Eran otras épocas, entiéndelo. La única carretera que pasaba por el pueblo era la México-Laredo y la novedad estaba en no hacer por tierra la ruta que ya hacía el ferrocarril. Entonces del pueblo hasta la Capital se hacían ocho días a caballo, por eso la ruta que hacía el Flecha Roja por tierra fue desde el principio un prodigio de motores. El camión salía de San Pedro en la Ciudad de México, pasaba por Pachuca y Cerritos, en San Luis Potosí, y luego hacia paradas en Actopan, Ixmiquilpan, Tasquillo, Jacala y Jalpan, y así como no queriendo, casi por obligación, pasaba a su vez por Huejutla, Chapulhuacán y Tamazunchale y se seguía derecho hasta Ciudad Victoria.

Eloísa era una niña rica como Justina —Medardo era su medio hermano querido y reconocido pese a ser hijo de criada—, porque Cesáreo, además de las huertas frutales de naranja, caña y café, era dueño de Españita y Francia, tierras vastas ahí donde termina, o comienza según se antoje, la Sierra Madre Oriental.

Aquella región es parte del corazón de la Huasteca, zona mítica que comprende partes de los estados de Veracruz, Querétaro, Hidalgo, San Luis, Tamaulipas y Puebla.
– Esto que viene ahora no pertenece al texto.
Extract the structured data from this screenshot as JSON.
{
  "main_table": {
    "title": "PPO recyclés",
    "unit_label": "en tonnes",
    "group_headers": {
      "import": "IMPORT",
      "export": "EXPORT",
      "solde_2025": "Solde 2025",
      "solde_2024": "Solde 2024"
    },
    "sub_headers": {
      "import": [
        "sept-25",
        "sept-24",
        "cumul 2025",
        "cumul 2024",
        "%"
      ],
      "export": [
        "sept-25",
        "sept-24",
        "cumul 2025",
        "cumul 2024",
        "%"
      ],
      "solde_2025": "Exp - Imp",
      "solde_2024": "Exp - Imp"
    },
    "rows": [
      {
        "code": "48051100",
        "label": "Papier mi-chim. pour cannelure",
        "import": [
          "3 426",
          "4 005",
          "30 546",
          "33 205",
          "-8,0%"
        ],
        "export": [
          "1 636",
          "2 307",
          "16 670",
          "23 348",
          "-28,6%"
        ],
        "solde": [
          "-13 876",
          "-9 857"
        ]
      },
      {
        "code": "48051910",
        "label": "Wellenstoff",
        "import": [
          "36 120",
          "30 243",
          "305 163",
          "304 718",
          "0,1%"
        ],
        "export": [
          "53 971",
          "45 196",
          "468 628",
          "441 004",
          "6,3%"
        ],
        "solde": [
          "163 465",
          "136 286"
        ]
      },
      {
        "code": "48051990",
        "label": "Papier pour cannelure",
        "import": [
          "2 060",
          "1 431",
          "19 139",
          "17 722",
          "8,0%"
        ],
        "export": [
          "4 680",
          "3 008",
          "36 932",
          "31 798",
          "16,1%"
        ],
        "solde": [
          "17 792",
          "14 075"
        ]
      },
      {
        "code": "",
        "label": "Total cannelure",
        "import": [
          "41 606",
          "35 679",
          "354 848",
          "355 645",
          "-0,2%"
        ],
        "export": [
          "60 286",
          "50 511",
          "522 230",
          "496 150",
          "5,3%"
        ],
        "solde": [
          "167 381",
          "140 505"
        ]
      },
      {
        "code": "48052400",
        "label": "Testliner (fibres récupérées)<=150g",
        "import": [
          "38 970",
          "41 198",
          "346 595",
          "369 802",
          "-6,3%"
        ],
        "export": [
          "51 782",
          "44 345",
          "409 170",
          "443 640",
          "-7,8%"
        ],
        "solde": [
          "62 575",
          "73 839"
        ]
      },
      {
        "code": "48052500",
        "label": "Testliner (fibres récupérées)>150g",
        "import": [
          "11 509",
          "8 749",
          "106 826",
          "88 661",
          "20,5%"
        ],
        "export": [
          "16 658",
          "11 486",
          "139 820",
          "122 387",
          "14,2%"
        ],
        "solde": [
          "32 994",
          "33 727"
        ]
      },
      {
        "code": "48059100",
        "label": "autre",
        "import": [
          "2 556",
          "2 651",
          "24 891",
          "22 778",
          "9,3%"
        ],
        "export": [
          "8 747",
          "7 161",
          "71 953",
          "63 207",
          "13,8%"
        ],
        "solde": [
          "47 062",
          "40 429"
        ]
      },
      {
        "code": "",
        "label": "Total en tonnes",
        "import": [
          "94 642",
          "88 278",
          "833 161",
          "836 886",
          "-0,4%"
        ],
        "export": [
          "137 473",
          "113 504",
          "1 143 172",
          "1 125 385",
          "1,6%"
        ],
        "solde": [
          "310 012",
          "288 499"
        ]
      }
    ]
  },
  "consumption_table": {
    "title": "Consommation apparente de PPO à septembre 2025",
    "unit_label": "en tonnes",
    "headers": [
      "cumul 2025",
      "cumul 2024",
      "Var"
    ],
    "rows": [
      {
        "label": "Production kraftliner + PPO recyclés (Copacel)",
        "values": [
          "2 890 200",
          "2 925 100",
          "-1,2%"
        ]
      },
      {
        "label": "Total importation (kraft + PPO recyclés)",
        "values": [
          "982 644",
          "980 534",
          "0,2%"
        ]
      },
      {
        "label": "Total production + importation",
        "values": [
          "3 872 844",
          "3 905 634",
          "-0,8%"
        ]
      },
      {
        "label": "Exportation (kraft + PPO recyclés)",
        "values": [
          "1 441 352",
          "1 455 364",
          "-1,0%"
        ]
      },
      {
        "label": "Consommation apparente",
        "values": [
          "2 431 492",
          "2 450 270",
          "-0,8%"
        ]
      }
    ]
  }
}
Los huastecos hablan una lengua mayense —se dice que unos peninsulares yucatecos llegaron por agua en tiempos muy remotos— y acaso por ello la zona irradia su fulgor par­ticular (fulgor que alcanzó a Edward James y sus Pozas, quien levantó su jardín de piedras hirsutas cerca de ahí, en Xilitla, demostrando que hasta el infierno mexicano alguna vez tuvo su Edén).